Last fall, Navarro made a personal contribution of $200 to the Cook County Democratic Party and also contributed $250 to campaign fund of State. Rep. Chris Welch (D-7th District) who represents the Proviso area in the General Assembly.
O’Meara voted in Republican primaries in 2016, 2012 and 2008. He also voted in the 2010 primary, but no party was listed for his primary vote that year, according to the county clerk’s office.
Judges in Cook County run in party primaries to get on the November general election ballot. No one filed to run as a Republican in the 4th Judicial Subcircuit so winning the primary is tantamount to election.
O’Meara, who was appointed to the bench in 2016, says he considers himself a political independent.
“I have voted in numerous different primaries on all different sides,” O’Meara said. “I’m not really one party or the other.”
O’Meara said that he decided to run for judge in the Democratic primary because that primary is more broad-based and inclusive than the Republican primary.
Landek said that Navarro and O’Meara should have run as Republicans.
“Why would you portray yourself as Democrat if that’s not the case?” Landek said.
One reason not to run as a Republican is that you want to win.
Outside of the 13th Subcircuit, in the far northwest suburbs, and the 12th Subcircuit along the North Shore, Republican candidates for judge face long odds in Cook County.
“If you want to win you have to run in the Democratic primary, basically,” said Jack Leyhane a lawyer who writes a blog focusing on Cook County judicial races.
Since 2010, there have been 62 general election races in the Cook County judicial subcircuits. In only seven of those races did a Republican win, and all those wins came in the 12th and 13th subcircuits. Many races had no Republican candidate.
O’Meara, 51, has lived in Riverside since 2004. He was appointed to the bench in 2016 after being in private practice for more than 20 years focusing mostly on personal injury cases. For his first seven years or so he did defense work before switching to representing plaintiffs. He said he’s tried about 75 cases in front of a jury.
O’Meara has advanced rapidly as a judge. He now presides over a wide range of civil cases in his courtroom at the Richard J. Daley Center in Chicago after brief stops in traffic and eviction court.
Reggi, 65, has been a lawyer for nearly 38 years and has lived in Riverside for 30 years. After beginning his career as a prosecutor, Reggi has been in private practice since 1985. He is a sole practitioner who focuses on criminal defense, secretary of state hearings, real estate work and bankruptcy.
Last year, Reggi’s campaign made several modest contributions to politicians and political organizations in the 4th Subcircuit.
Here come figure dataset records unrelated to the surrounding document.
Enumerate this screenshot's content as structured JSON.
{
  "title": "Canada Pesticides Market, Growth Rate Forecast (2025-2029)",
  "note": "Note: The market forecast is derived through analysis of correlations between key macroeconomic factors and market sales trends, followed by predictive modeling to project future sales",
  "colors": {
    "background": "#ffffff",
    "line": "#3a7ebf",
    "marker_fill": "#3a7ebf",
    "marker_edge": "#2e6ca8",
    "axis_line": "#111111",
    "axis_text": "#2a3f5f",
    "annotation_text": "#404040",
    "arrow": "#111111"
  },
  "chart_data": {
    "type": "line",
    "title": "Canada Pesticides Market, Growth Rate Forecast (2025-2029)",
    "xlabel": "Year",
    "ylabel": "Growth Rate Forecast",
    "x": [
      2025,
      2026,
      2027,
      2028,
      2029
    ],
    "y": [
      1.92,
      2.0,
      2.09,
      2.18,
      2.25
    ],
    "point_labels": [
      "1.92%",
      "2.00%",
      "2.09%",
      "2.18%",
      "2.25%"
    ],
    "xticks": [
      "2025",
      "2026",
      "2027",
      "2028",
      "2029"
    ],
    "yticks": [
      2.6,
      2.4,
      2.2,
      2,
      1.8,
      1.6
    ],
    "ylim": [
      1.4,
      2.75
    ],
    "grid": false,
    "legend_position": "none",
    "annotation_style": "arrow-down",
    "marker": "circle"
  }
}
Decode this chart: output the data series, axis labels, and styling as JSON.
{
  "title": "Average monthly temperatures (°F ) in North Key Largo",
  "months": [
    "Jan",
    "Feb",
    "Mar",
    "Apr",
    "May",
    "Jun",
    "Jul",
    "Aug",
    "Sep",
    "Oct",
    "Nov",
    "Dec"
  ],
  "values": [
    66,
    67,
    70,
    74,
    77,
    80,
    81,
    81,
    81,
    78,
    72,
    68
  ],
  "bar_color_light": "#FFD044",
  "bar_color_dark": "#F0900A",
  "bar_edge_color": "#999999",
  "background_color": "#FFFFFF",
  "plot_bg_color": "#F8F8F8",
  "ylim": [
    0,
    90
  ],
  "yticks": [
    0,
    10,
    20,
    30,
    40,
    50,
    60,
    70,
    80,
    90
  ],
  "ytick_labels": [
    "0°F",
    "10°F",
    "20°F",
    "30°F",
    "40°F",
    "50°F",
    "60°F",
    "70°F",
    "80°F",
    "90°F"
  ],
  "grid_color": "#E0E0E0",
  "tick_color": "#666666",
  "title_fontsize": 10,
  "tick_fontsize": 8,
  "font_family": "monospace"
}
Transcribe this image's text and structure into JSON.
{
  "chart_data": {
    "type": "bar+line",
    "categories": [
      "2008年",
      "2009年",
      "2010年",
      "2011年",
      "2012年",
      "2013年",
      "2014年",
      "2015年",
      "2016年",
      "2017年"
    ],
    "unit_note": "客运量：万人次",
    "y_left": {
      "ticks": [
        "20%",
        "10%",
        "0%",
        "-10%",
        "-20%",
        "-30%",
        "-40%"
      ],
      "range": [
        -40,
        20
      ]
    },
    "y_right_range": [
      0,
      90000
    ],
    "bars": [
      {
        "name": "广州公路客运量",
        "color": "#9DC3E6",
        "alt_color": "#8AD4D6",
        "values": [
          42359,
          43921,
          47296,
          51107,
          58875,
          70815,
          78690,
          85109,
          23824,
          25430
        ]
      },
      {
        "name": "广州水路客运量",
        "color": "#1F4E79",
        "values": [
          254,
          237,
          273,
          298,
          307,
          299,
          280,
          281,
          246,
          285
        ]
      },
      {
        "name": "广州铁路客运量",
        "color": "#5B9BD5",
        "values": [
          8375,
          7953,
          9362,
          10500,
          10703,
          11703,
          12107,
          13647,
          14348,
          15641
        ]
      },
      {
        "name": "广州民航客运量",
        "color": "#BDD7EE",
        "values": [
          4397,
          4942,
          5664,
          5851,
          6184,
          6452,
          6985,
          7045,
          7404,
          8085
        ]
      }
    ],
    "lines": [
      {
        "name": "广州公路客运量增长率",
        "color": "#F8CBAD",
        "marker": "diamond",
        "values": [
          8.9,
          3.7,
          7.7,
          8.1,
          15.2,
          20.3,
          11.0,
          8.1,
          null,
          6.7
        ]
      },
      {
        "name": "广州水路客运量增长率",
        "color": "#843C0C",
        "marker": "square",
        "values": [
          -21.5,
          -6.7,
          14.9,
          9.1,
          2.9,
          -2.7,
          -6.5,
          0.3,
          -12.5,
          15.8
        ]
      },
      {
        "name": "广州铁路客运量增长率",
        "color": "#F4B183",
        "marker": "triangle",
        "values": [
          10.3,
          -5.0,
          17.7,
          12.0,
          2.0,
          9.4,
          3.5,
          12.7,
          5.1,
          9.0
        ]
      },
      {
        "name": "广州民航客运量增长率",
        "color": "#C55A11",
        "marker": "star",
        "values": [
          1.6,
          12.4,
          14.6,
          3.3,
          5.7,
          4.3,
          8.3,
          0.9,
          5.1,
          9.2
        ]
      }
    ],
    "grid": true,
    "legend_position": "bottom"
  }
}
Citizens to Elect Martin D. Reggi contributed $500 to the campaign fund of Leyden Township Democratic Committeeman Barrett Pedersen, $280 to Landek’s Bridgeview Active Party, $350 to the campaign fund of Cook County Commissioner and McCook Mayor Jeff Tobolski, $350 to the Palos Township Democratic Organization, $250 to the Stickney Township Regular Democratic Organization and $600 to the campaign fund of state Rep. Chris Welch. His campaign also contributed to and $250 to the Bellwood First Party.
One of Reggi’s seven children, Martin Reggi Jr., worked on former Gov. Pat Quinn’s unsuccessful re-election campaign in 2014.
Reggi says that his experience and broad exposure to many types of law make him the most qualified candidate in the race.
There are two other candidates in O’Meara-Reggi race: Elizabeth Ciaccia-Lezza, a prosecutor in the Cook County State’s Attorney’s Office who lives in Westchester, and Danny Collins of LaGrange, a former assistant state’s attorney who is now a solo practitioner focusing on workman’s compensation cases and other employment matters.
A shorter version of this story appeared in the print edition.